Russia will be able to become an associate member of Europe’s CERN particle physics research centre already this year, Dmitry Livanov, minister of education and science, said on Monday.
"I think we will be given this status this year," Livanov said, noting that the issue was currently coordinated by relevant agencies and the Russian Foreign Ministry was actively involved in the process.
"The issue has left the sphere of science and scientific policy and has now reached the sphere of foreign policy," he said. "There are no conceptual disagreements in this regard. Everyone considers it as an important and necessary thing to do."
"I am sure we will sign an agreement already this year and Russia will become an associate member of CERN," Livanov added.

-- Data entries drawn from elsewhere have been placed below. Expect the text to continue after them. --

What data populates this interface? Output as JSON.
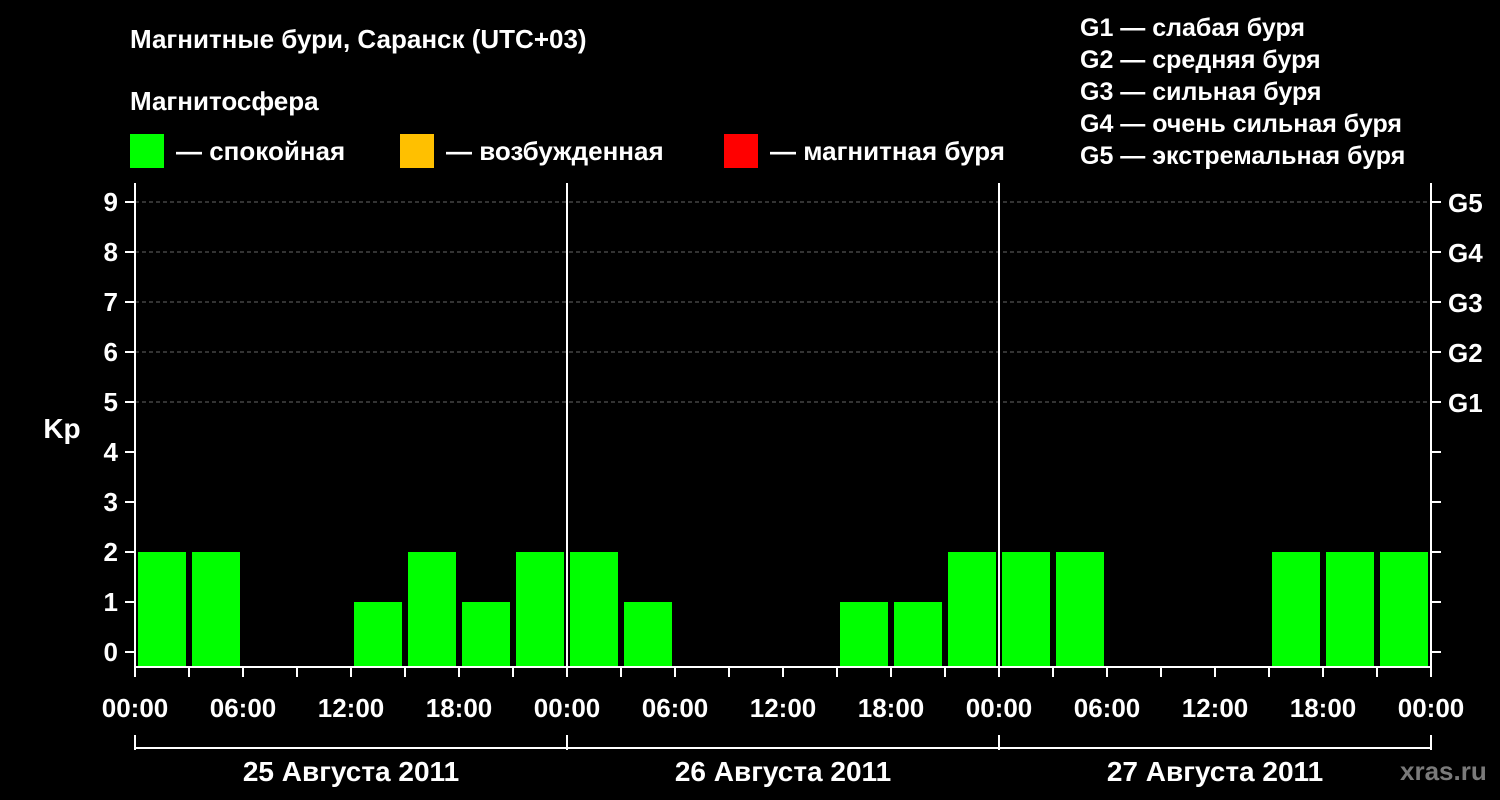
{
  "title": "Магнитные бури, Саранск (UTC+03)",
  "subtitle": "Магнитосфера",
  "state_legend": [
    {
      "label": "— спокойная",
      "color": "#00ff00"
    },
    {
      "label": "— возбужденная",
      "color": "#ffc000"
    },
    {
      "label": "— магнитная буря",
      "color": "#ff0000"
    }
  ],
  "g_legend": [
    "G1 — слабая буря",
    "G2 — средняя буря",
    "G3 — сильная буря",
    "G4 — очень сильная буря",
    "G5 — экстремальная буря"
  ],
  "watermark": "xras.ru",
  "chart_data": {
    "type": "bar",
    "ylabel": "Kp",
    "ylim": [
      0,
      9
    ],
    "y_ticks": [
      "0",
      "1",
      "2",
      "3",
      "4",
      "5",
      "6",
      "7",
      "8",
      "9"
    ],
    "right_ticks": [
      {
        "kp": 5,
        "label": "G1"
      },
      {
        "kp": 6,
        "label": "G2"
      },
      {
        "kp": 7,
        "label": "G3"
      },
      {
        "kp": 8,
        "label": "G4"
      },
      {
        "kp": 9,
        "label": "G5"
      }
    ],
    "x_tick_labels": [
      "00:00",
      "06:00",
      "12:00",
      "18:00",
      "00:00",
      "06:00",
      "12:00",
      "18:00",
      "00:00",
      "06:00",
      "12:00",
      "18:00",
      "00:00"
    ],
    "days": [
      "25 Августа 2011",
      "26 Августа 2011",
      "27 Августа 2011"
    ],
    "interval_hours": 3,
    "values": [
      2,
      2,
      0,
      0,
      1,
      2,
      1,
      2,
      2,
      1,
      0,
      0,
      0,
      1,
      1,
      2,
      2,
      2,
      0,
      0,
      0,
      2,
      2,
      2
    ],
    "bar_color": "#00ff00",
    "grid": true
  }
}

Currently an observer state, Russia formally applied for membership in the European Organization for Nuclear Research in 2012. As an associate member, the country will be entitled to participate in bids for CERN contracts in the high-technology industry and send its employees to work in the organization. Associate membership will also allow Russia to considerably expand Russian scientists’ presence and role in CERN projects and experiments, including the Large Hadron Collider project.
Founded in 1954 by 12 European countries with the aim of restoring the continent's role in physics research after World War Two, CERN currently has 21 members.
Five non-European nations are CERN observer members - India, Japan, Russia, Turkey and the United States - as well as the European Commission and the U.N. educational, scientific and cultural organization UNESCO.